The optimized Java grammar
This grammar, based on the optimized Java7 grammar by Terence Parr and Sam Harwell, is meant to parse the latest for the Java language, and is optimized for performance, practical usage, and clarity.
It does not correspond exactly to the Java Language Specification. The java8, java9, and java20 grammars follow the JLS, but are slower that this grammar due to ambiguity and max-k problems in the published JLS EBNF.
This grammar parses the file ManyStringsConcat.java
faster than the unoptimized java grammars. It implements operator precedence
using Antlr4-style alt ordering instead of operator-precedence rules. Thus, it avoids
creating parse trees with long, single-child chains for each string literal constant in
ManyStringsConcat.java. In addition, it is faster
because it avoids the large ATN-config set construction in the
AdaptivePredict() parsing engine.
Java Enhancement Proposals (JEP) are not implemented in this grammar.
Currently supported Java version
- Java 24 (latest)
Main contributors
- Terence Parr, 2013
- Sam Harwell, 2013
- Ivan Kochurkin (Positive Technologies), 2017
- Michał Lorek, 2021
Tests
- See examples/
- OpenJDK 24,
src/**/*.java(using Trash trgen to create app, thenfind ~/jdk-jdk-23-ga/src/ -name '*.java' | cygpath -w -f - | ./Test -x)
Benchmarks
Grammar performance has been tested on the following Java projects:
- OpenJDK 24
- Spring Framework
- Elasticsearch
- RxJava
- JUnit4
- Guava
- Log4j
See the benchmarks page for details.
Grammar style
Please use antlr-format and formatting style config to reformat in the coding standard format for the repo.
String literals
Generally, you can use either a string literal or the corresponding lexer rule name
(TOKEN_REF) directly in a parser rule for a token.

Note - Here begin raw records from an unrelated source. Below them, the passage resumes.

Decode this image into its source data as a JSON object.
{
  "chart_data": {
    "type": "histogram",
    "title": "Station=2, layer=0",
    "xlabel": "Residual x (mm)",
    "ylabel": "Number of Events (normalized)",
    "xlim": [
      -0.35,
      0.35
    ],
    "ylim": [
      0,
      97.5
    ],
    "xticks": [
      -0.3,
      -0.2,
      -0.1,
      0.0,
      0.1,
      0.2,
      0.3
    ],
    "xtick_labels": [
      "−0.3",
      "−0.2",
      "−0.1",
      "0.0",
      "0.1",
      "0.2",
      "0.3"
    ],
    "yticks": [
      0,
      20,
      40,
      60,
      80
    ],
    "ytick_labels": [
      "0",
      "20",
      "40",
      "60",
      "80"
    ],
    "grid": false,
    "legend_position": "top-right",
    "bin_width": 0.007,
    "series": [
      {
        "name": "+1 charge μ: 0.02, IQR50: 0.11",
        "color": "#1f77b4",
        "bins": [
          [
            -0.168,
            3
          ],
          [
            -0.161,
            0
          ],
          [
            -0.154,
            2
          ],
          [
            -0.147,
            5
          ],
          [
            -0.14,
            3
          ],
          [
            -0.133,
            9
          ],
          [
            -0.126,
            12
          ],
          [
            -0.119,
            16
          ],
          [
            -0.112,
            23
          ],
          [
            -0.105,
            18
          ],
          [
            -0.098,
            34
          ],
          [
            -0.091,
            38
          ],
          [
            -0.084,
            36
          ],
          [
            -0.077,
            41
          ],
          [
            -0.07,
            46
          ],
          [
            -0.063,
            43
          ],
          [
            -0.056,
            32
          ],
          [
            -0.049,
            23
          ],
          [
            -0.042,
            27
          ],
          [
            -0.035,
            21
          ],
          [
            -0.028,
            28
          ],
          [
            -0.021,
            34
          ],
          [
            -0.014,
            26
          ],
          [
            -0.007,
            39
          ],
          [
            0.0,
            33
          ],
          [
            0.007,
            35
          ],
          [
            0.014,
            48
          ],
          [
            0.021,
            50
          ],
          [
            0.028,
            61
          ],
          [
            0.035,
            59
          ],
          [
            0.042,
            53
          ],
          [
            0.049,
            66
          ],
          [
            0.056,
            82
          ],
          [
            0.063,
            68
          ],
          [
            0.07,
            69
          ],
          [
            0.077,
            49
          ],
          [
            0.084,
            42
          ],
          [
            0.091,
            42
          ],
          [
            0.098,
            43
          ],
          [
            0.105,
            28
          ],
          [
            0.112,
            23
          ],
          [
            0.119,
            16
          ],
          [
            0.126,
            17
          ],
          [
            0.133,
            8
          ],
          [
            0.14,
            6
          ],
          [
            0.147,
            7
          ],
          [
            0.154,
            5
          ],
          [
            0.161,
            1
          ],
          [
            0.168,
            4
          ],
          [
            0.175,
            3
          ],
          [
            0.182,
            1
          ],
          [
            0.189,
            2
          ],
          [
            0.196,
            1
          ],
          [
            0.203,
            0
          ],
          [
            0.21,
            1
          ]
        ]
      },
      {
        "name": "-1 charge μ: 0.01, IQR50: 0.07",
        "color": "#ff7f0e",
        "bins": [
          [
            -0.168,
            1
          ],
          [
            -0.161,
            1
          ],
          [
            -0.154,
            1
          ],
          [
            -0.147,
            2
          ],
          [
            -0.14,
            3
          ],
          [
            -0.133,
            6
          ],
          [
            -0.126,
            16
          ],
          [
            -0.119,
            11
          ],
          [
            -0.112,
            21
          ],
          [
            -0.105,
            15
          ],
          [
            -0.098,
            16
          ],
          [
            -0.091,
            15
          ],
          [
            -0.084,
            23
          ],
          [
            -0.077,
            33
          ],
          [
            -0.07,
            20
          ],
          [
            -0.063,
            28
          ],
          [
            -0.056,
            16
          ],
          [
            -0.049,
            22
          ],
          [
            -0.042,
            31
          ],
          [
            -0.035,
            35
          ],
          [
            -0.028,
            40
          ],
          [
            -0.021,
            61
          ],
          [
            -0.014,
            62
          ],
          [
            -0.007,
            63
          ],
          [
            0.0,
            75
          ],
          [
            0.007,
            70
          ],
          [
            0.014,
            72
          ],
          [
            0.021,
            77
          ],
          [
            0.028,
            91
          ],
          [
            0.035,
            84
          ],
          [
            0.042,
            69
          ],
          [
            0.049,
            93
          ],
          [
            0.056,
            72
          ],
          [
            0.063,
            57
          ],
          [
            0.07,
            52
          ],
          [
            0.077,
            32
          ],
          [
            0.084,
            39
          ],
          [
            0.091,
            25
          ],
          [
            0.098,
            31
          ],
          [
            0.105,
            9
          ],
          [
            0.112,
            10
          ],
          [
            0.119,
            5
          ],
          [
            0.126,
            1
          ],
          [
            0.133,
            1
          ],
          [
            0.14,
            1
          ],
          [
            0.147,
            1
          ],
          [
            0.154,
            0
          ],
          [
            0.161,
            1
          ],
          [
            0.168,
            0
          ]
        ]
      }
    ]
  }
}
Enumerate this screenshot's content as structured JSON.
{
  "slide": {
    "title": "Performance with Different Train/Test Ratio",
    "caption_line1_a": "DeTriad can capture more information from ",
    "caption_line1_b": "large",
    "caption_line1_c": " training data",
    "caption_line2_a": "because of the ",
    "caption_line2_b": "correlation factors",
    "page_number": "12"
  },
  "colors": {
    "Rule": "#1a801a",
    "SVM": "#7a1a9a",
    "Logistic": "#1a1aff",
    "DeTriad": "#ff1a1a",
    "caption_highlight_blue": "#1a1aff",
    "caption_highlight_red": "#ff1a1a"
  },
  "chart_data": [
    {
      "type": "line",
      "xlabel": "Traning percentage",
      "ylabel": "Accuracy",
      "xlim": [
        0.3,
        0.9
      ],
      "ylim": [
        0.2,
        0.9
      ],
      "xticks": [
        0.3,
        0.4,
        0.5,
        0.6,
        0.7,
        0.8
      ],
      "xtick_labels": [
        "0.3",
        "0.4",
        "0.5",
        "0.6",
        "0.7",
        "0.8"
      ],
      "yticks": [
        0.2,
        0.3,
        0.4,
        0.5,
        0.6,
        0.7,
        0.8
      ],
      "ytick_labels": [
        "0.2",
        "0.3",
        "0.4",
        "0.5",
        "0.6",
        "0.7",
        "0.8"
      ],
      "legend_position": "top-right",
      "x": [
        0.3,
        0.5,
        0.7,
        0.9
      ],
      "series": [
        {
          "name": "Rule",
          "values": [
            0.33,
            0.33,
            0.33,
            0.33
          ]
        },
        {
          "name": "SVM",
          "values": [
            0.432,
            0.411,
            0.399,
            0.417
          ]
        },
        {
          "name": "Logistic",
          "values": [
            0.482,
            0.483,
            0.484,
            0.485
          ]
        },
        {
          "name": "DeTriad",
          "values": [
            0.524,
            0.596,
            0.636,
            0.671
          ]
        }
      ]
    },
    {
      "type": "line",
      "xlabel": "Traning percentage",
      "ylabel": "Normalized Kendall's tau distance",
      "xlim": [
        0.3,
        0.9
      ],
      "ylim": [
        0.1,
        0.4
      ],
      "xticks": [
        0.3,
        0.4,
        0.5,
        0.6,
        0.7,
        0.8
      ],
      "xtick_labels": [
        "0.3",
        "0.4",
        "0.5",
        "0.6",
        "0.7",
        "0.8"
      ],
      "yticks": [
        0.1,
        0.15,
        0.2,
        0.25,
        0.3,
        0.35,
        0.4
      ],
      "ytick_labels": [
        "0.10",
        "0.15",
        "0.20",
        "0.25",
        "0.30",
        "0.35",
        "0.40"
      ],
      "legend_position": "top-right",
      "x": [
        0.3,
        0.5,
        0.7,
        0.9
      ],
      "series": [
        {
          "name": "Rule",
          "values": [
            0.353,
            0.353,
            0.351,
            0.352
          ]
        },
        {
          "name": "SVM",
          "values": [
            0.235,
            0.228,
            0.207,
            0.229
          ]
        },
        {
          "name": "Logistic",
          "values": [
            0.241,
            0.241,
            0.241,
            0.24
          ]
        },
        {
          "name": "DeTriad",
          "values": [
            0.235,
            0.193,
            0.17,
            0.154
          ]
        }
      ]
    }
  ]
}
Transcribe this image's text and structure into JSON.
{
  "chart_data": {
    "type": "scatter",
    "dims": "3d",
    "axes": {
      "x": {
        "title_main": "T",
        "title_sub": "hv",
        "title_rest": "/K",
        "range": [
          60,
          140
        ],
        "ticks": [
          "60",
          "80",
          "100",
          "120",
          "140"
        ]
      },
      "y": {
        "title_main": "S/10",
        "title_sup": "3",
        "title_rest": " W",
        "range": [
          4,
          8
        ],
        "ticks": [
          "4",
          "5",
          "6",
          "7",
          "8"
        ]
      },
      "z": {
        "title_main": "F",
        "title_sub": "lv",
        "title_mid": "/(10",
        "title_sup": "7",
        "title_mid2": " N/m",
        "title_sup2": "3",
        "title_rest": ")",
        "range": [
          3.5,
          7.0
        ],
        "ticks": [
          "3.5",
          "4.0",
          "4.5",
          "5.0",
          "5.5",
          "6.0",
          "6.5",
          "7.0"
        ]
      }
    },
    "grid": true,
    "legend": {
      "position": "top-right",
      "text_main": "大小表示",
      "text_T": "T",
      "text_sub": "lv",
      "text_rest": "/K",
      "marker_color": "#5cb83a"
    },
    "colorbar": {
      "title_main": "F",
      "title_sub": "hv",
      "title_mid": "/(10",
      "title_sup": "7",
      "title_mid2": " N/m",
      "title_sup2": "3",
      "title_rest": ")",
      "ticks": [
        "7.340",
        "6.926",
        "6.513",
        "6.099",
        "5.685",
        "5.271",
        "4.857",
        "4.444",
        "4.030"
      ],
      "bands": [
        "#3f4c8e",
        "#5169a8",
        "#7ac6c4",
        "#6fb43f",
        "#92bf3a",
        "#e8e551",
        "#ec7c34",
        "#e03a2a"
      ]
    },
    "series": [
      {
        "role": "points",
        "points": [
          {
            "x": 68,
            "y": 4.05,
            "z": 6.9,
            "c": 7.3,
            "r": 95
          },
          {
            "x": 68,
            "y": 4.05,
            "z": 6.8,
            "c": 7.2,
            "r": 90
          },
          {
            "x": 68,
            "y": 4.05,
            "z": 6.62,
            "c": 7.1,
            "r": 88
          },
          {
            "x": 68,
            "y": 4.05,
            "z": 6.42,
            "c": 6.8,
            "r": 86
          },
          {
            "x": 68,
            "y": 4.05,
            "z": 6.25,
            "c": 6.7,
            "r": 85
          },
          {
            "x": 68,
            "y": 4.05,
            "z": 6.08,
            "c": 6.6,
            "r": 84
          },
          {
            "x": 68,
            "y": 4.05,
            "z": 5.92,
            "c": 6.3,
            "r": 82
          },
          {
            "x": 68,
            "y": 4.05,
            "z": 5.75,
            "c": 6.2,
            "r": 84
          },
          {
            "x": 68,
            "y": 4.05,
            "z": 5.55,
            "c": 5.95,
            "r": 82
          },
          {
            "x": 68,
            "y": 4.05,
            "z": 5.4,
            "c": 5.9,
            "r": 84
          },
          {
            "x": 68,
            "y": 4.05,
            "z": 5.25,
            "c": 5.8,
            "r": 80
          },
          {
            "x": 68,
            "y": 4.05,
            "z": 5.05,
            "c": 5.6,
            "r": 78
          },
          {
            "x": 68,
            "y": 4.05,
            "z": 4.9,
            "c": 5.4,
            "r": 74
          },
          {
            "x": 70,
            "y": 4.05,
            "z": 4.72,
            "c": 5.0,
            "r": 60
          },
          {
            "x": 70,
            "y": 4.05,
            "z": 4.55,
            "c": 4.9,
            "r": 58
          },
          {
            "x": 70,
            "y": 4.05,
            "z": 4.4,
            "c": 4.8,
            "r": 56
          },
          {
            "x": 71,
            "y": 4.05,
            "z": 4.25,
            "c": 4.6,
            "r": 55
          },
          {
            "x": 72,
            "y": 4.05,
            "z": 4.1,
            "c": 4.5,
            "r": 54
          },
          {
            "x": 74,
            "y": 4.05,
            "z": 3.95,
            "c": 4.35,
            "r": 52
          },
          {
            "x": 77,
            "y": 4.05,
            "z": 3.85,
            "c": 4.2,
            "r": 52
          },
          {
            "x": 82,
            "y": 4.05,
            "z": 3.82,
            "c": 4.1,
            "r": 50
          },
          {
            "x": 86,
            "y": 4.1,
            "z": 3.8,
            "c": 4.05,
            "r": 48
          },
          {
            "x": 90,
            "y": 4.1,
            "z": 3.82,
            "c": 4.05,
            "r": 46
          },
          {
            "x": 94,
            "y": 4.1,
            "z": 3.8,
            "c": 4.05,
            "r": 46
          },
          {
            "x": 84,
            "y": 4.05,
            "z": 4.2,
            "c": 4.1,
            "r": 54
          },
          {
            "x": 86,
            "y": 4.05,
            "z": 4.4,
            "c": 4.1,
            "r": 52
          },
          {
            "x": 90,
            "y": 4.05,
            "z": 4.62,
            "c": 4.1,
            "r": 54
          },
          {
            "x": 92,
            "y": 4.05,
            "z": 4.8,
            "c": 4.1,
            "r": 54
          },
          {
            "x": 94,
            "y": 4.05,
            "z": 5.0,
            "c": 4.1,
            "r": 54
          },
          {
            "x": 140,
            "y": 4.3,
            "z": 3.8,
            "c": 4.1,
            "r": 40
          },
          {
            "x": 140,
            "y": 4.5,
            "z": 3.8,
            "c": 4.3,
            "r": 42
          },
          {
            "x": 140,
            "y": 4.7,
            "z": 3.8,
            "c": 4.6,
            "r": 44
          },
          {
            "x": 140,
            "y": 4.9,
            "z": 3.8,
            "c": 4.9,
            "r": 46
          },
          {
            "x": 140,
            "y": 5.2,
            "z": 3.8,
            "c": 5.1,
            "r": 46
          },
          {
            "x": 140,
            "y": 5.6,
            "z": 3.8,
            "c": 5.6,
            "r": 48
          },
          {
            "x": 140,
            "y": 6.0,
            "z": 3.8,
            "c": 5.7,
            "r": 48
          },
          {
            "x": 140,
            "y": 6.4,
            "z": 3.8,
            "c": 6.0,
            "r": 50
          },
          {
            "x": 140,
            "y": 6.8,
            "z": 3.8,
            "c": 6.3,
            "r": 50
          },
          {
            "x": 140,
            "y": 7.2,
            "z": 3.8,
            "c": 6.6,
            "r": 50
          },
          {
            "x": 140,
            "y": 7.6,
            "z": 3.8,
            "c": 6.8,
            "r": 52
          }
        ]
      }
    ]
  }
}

It makes no difference because the
java/java/ grammar
is a split Antlr4 grammar, and the Antlr Tool prevents you from defining a token using
a string literal in a parser rule (it outputs
cannot create implicit token for string literal in non-combined grammar if you try).
When writing an Antlr listener or visitor, use the corresponding lexer rule name for the
string literal used in the parser rule.
Currently, the grammar contains a mixture of string literals and lexer rule names in parser rules. If you want a parser grammar that removes all string literals from parser rules, use Trash trfoldlit. If you want a parser grammar that uses string literals where a lexer rule exists for the string literal, use Trash trunfoldlit.